When asked by a journalist how Georgia will figure into the wider US plans for transit across the South Caucasus, Kobakhidze said, ‘this is up to them to decide’.

‘According to our information, this visit is specifically dedicated to the Zangezur issue — based on this, it is quite natural that the American politician is visiting Azerbaijan and Armenia’, he said. The usage of the word Zangezur in reference to the Trump Route is often considered problematic by Armenia for its reference to Armenia’s Syunik region as ‘west Zangezur’. It is unclear why Kobakhidze used the term or if it was intentional.

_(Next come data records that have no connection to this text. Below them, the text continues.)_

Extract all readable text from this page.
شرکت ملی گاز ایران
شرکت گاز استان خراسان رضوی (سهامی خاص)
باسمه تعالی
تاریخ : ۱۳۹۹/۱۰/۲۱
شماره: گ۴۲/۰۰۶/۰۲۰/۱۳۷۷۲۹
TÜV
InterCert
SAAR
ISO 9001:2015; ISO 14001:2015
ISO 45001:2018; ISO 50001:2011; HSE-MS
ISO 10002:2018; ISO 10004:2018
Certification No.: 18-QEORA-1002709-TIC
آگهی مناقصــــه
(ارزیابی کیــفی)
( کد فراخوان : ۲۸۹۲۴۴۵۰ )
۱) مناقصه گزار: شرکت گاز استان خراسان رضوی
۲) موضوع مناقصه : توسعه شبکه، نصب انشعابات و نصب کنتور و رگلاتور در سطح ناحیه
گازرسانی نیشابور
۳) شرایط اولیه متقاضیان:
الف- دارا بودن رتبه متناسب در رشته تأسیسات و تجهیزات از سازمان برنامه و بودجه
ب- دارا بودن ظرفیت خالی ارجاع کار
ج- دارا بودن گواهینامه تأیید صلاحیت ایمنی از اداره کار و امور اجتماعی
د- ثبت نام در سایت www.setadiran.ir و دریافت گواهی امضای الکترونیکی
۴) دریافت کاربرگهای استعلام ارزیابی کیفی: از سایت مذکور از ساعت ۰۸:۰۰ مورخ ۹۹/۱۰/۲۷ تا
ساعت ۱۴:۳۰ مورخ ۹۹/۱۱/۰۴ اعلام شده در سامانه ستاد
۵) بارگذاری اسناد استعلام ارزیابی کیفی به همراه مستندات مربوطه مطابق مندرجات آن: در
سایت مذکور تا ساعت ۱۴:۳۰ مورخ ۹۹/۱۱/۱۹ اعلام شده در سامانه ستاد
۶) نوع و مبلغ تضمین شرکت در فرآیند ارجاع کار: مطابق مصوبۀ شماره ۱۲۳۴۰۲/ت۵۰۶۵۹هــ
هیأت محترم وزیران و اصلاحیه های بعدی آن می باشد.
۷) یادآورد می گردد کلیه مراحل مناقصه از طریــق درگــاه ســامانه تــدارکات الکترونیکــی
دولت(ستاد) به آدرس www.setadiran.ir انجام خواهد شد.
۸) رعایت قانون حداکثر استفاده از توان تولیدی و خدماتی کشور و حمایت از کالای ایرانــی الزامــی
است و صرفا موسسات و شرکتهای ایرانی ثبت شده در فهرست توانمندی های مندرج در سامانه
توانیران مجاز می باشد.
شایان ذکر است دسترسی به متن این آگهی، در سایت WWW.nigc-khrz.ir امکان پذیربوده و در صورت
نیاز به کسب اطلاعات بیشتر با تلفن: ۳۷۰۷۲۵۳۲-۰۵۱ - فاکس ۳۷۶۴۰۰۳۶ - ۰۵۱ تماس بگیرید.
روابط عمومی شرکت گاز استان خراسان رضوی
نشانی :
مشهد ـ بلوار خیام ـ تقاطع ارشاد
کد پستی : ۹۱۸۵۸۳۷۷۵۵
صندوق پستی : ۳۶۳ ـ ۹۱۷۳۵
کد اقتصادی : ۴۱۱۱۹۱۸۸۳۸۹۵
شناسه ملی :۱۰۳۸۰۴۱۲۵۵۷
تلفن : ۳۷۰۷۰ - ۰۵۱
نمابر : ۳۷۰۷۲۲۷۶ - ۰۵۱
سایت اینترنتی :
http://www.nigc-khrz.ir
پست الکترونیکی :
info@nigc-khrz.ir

Kobakhidze then pivoted to repeat past complaints about US–Georgia relations, as well as putting the blame for its poor state on Biden.

‘You know what the context of Georgian–American relations is. This context is very difficult. This context was created by the Biden administration. Let’s see how it will develop against this background. We are waiting patiently. We have made a public statement that we are ready to renew the strategic partnership from a clean slate and with a specific roadmap’, Kobakhidze concluded.